# Greenfoot wait()



## BlueFox (9. Mai 2012)

Hallo!
Ich arbeite an einem kleinen Spiel für meine DV-Prüfung. Hier erstmal der Code:


```
public void setRed()
    {   
        Red r;

        int xPos;
        int yPos;

        xPos = 137;
        yPos = 131;

        r = new Red();
        this.getWorld().addObject(r, xPos, yPos);

        
        this.getWorld().removeObject(r);

    }
```

Das Obkejt "Red" soll erscheinen und nach einer halben Sekunde wieder "removed" werden. Also muss der wait() befehl zwischen "addObject" und "removeObject, aber wie genau sieht dieser befehl aus?

LG


----------



## Kevin94 (9. Mai 2012)

Die wait-Methode von Object macht hier keinen Sinn, dann müsste ein anderer Thread dich wieder aufwecken.
Ich vermute mal du meinst sleep:

```
Thread.sleep(500);//für 500ms=0.5s
```


----------



## Gast2 (9. Mai 2012)

Falls die setRed Methode auf dem EDT läuft musst du die Befehle in nem separaten Thread ausführen.


----------



## Kevin94 (9. Mai 2012)

Das ist Greenfoot, da muss man nicht aufpassen.


----------



## Gast2 (9. Mai 2012)

Dann ist ja alles prima


----------



## BlueFox (9. Mai 2012)

Zu was gehört die Methode sleep()?

Wenn ich kompiliere kommt die Fehlermeldung "cannot find symbol - method sleep(int).
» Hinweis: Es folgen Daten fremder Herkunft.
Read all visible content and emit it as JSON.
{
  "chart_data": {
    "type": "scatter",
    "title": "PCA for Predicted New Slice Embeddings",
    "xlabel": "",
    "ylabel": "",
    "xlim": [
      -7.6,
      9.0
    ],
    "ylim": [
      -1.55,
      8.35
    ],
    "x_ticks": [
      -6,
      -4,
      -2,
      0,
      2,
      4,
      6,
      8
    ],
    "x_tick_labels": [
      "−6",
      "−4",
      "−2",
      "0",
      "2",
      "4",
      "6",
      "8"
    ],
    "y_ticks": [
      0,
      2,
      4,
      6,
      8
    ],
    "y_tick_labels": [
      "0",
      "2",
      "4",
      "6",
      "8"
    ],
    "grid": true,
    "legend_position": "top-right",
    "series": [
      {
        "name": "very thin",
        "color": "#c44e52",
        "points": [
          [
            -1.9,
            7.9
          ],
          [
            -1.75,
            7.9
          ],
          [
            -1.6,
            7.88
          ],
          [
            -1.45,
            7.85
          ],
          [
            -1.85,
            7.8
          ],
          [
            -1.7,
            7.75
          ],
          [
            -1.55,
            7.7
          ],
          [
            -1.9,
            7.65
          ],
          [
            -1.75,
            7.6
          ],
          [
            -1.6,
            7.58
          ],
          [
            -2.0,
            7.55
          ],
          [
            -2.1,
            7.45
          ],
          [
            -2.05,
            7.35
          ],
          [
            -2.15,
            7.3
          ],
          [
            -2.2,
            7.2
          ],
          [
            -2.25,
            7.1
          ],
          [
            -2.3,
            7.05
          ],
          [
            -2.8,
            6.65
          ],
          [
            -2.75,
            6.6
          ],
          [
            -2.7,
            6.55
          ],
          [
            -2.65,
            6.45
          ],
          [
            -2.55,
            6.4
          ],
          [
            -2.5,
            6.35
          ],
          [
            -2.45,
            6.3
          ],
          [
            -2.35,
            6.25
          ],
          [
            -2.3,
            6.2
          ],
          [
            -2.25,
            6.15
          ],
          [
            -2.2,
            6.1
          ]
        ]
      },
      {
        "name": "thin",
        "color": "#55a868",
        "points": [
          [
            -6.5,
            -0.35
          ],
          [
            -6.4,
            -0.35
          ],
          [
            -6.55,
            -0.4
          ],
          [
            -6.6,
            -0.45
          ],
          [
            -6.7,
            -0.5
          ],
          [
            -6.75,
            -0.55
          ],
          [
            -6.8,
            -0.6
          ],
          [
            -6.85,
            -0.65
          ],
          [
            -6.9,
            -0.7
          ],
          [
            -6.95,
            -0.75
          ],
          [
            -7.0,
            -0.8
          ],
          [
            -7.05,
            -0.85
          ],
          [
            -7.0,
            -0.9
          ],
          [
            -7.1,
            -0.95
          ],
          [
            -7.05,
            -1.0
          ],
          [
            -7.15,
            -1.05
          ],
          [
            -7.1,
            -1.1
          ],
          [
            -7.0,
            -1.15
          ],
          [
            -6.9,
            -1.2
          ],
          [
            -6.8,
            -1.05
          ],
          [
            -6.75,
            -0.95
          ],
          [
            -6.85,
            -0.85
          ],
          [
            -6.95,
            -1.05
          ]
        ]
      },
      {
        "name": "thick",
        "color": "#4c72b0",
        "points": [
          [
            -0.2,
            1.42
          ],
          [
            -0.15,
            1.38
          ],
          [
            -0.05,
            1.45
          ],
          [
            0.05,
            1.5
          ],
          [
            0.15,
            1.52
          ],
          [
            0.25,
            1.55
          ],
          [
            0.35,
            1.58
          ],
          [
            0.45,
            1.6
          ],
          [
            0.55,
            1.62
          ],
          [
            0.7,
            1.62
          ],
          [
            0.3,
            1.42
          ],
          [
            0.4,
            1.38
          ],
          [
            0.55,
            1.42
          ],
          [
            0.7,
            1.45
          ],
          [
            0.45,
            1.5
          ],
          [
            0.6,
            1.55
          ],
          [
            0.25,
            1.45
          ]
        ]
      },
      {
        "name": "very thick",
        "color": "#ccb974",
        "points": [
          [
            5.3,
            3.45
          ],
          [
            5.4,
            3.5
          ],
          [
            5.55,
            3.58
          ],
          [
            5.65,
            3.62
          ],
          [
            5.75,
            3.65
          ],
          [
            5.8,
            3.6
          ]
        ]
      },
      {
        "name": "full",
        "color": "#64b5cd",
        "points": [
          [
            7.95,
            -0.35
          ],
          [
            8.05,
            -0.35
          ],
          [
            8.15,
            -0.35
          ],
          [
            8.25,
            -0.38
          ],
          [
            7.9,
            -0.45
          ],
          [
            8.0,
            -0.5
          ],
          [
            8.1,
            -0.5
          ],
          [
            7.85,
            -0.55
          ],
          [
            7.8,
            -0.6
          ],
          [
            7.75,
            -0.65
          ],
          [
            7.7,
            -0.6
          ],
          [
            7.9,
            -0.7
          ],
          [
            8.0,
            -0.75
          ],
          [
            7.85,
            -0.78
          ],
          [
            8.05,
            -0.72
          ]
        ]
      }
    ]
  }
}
Woher sieht man das es Greenfoot ist?


----------



## Kevin94 (9. Mai 2012)

Du wirst doch wohl wissen mit welcher IDE du programmierst?
Oder wenn ich den Satz falsch verstanden hab: Ich habs an den  Methoden erkannt, weil ichs auch mal verwendet hab und es eine klassische Übungs-Umgebung ist

Und wenn du nicht mal copy&pasten kannst, dann ist programmieren, definitiv das falsche für dich.
sleep(long) ist eine statische Methode der Klasse java.lang.Thread.


----------



## BlueFox (9. Mai 2012)

Auf solch dämlichen Kommentare kann ich verzichten Kevin94!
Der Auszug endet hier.